RBAC, Time-Limited Access, and JIT Authorization Integration

Thinfinity’s role-based access control (RBAC) layer allows you to define which assets each vendor identity can reach, which protocols they can use, and which time windows their access is valid. A PLC vendor authorized for Tuesday maintenance on Cell 3 PLCs gets exactly that scope — no other assets, no other protocol, no access outside that window.

For JIT authorization integration, Thinfinity’s access policies can be driven by external authorization sources — a ServiceNow ticket in ‘Approved’ state enables a vendor’s access profile; when the ticket moves to ‘Closed’ or ‘Resolved,’ the access profile is disabled. This integration requires a webhook or API call from your ITSM to the Thinfinity API, but it closes the gap between your maintenance approval process and your access control enforcement. The access that was approved in your change management system is exactly the access that exists in the network.

Identity Provider Integration for Vendor Account Management

Thinfinity integrates with SAML 2.0, OAuth 2.0, and LDAP identity providers.
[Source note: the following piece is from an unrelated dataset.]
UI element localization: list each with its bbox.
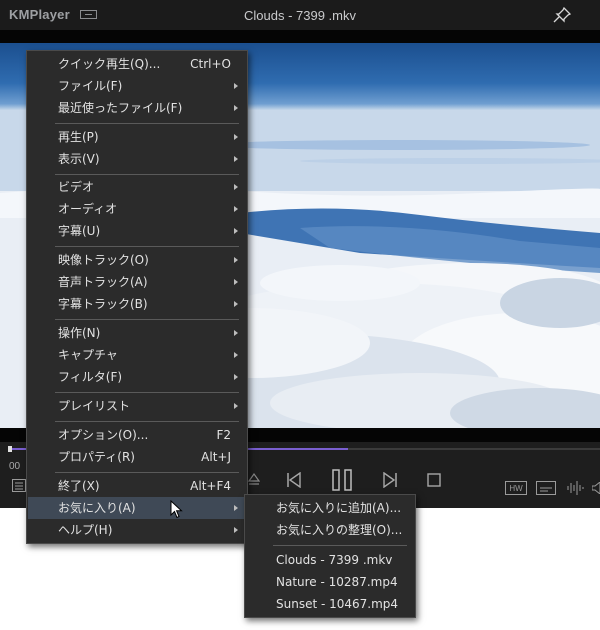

For vendor access, the recommended configuration is Microsoft Entra ID External Identities or Okta with a dedicated vendor identity domain: vendor employees are onboarded as external guest accounts with MFA enforced, account expiration set to contract end date, and conditional access policies that restrict logins to the Thinfinity portal only — no access to any other corporate resource. When the vendor contract ends, account expiration automatically revokes access without requiring manual deprovisioning.

For high-criticality access scenarios, CyberArk or BeyondTrust can sit between the identity provider and the Thinfinity session — adding privileged access workflow (dual authorization, credential vaulting, session check-in/check-out) for Level 1 OT access. Thinfinity sessions can be launched from within CyberArk or BeyondTrust’s privileged access portal, inheriting the approval workflow and additional audit trail from the PAM layer.